When I was preparing to study abroad there were a lot of warnings about culture shock and homesickness; and of course when my mom was driving away, leaving me at the airport, I was shaken up. That nervous feeling did not leave me until I met the other Indiana University students in Berlin. Since then I have been too busy exploring to be bothered by weird instances of cultural confusion, like the Kontrolleurs on the trains. The Kontrolleurs spend their days in plainclothes slipping onto trains and flashing their badges before requiring everyone to show their validated ticket. Being caught without the correct ticket will get you kicked off and earn you a pricey fine.

While I’m on the subject of public transportation, I think Bloomington could take some pointers from Berlin; they have it down to a beautiful, eco-friendly network of trams, trains and buses. To get to class I can take a tram from the hotel we are staying in on a five-minute ride to the Oranienburger Straße stop which is at most a two-minute walk from our classroom at IES. The trams are particularly nice because they have their own lane to operate in and only stop when requested, making for quicker commutes. To get virtually anywhere in the city, we can also take the U-Bahn, the underground train or the S-Bahn, the above-ground train. I prefer the S-Bahn because you can see the city as you travel. A tip to those riding public transportation, Germans are not fond of noisy, over-talkative groups so save your breath and keep it down. Also, don’t be alarmed if you feel like people are staring at you — I’ve gathered that they are just an observant bunch and don’t mean anything by it.

Sarah and friend eating döners.

My treasure hunt partner, Greer Brown and I enjoyed the task of finding the best döner in Berlin. Döner is becoming one of the most popular foods in the city, behind currywurst.

On our first day of class our professor paired us off and assigned us each a treasure hunt to find different sites or things around the city. Mine took me from the first place the Berlin Wall opened to the best döner kebab stand to a fancy mall overlooking the zoo. I felt like I was back at Freshman Orientation learning my way around campus and finding places to hang out or study. An early favorite of mine is the Teirgarten; a huge park perfect for jogging, sunbathing, reading, or just watching the other visitors, usually with their impressively obedient dogs in tow. When you are close to the outside perimeter of the park and can see the Brandenburg Gate, it feels just like any small, green space in any city; but when you are deep within it wildflowers, weeping willow trees and countless statues surround you. If you’re lucky and find yourself near the statues for Mozart, Beethoven, and Haydn, you’ll hear chimes — solidifying the feeling that you are in some kind of fairytale.

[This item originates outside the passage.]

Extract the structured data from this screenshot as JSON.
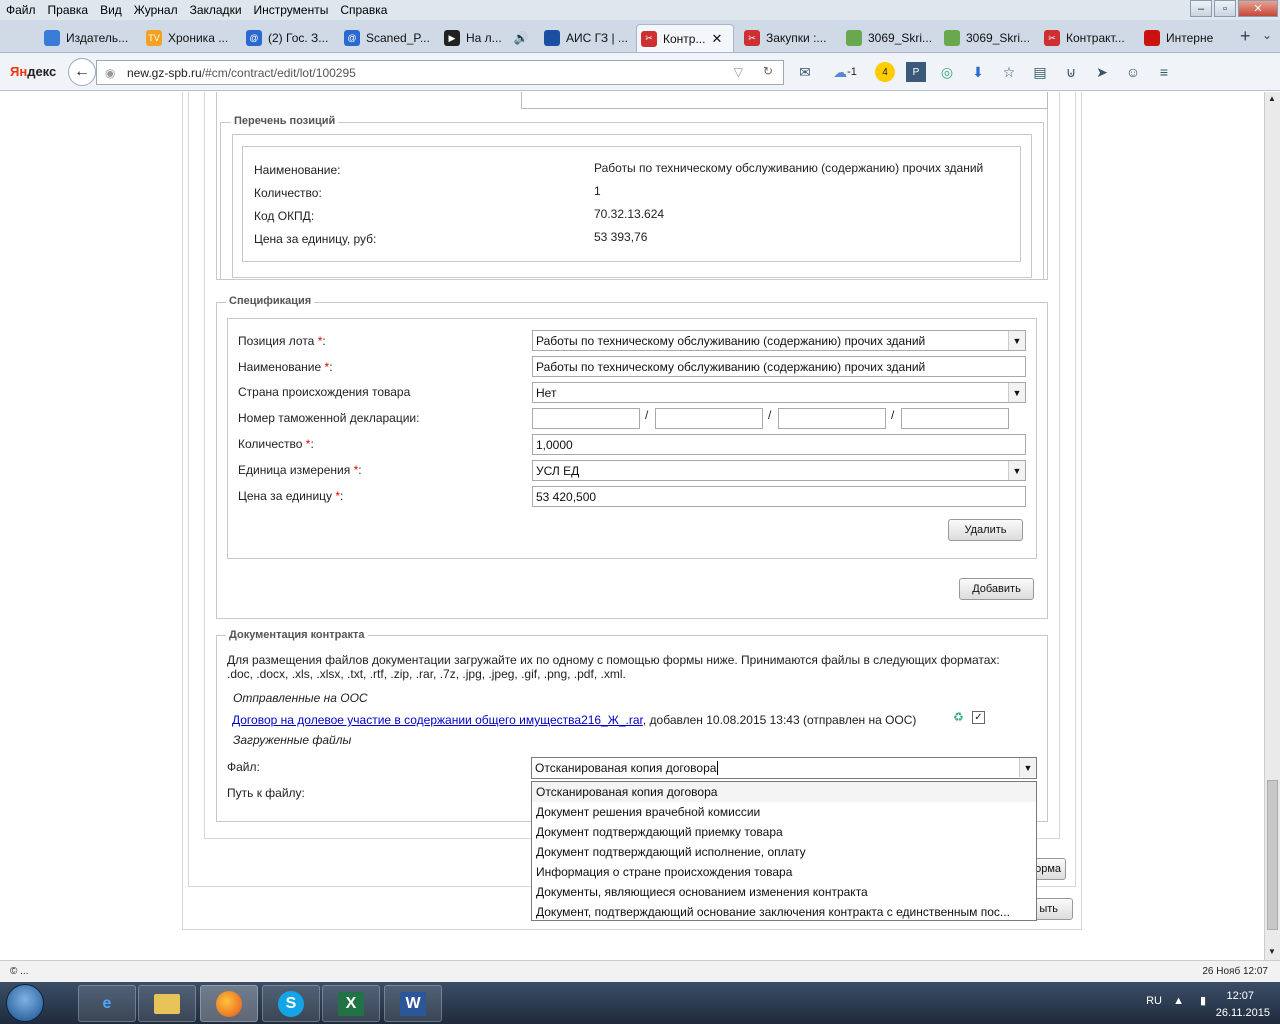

Sarah posing with Ampelmann

While on our way to the Reichstag, we discovered a giant statue of the Ampelmännchen, the crossing guard symbol of East Germany. Affectionately called Ampelmann, it is one of the few symbols left over from the communist German Democratic Republic.

After finishing our scavenger hunt we reunited with our class to tour the Reichstag, the home of Germany’s parliament. Touring the Reichstag gave an interesting insight into the theme of our class. The exterior of the building has historic grandeur while the inside is pristinely modern. There are few reminders of the mysterious fire that destroyed part of the building in 1933 after Hitler came to power.

Our tour guide led us through the enormous glass doors and began to explain the dusty, charcoal graffiti found on the walls. At the end of World War II after taking Berlin, Soviet soldiers descended on the Reichstag and left their mark on the walls. She explained that it was decided that it would be preserved to serve as a constant reminder of Germany’s history.

German graffiti on wall

This may not look like much but there are numerous walls in the Reichstag covered in it. The graffiti was filtered by the Russian and German governments when the decision was made to preserve it, first removing any pieces that were explicitly violent to the people of Germany.

We continued on our tour to an interior balcony overlooking a wall-sized window facing the east. Our guide pointed out the bullet holes left in the ceiling from the Battle of Berlin and then focused on the slightly darker line on the pavement outside. She explained the Berlin Wall used to run directly behind the Reichstag separating it from what used to be East Germany. She laughed as businessmen walked along the line, unaware that a group of tourists were observing, perhaps oblivious to what they were walking on. After one week here, these are the kind of ironic contrasts we are starting to get used to.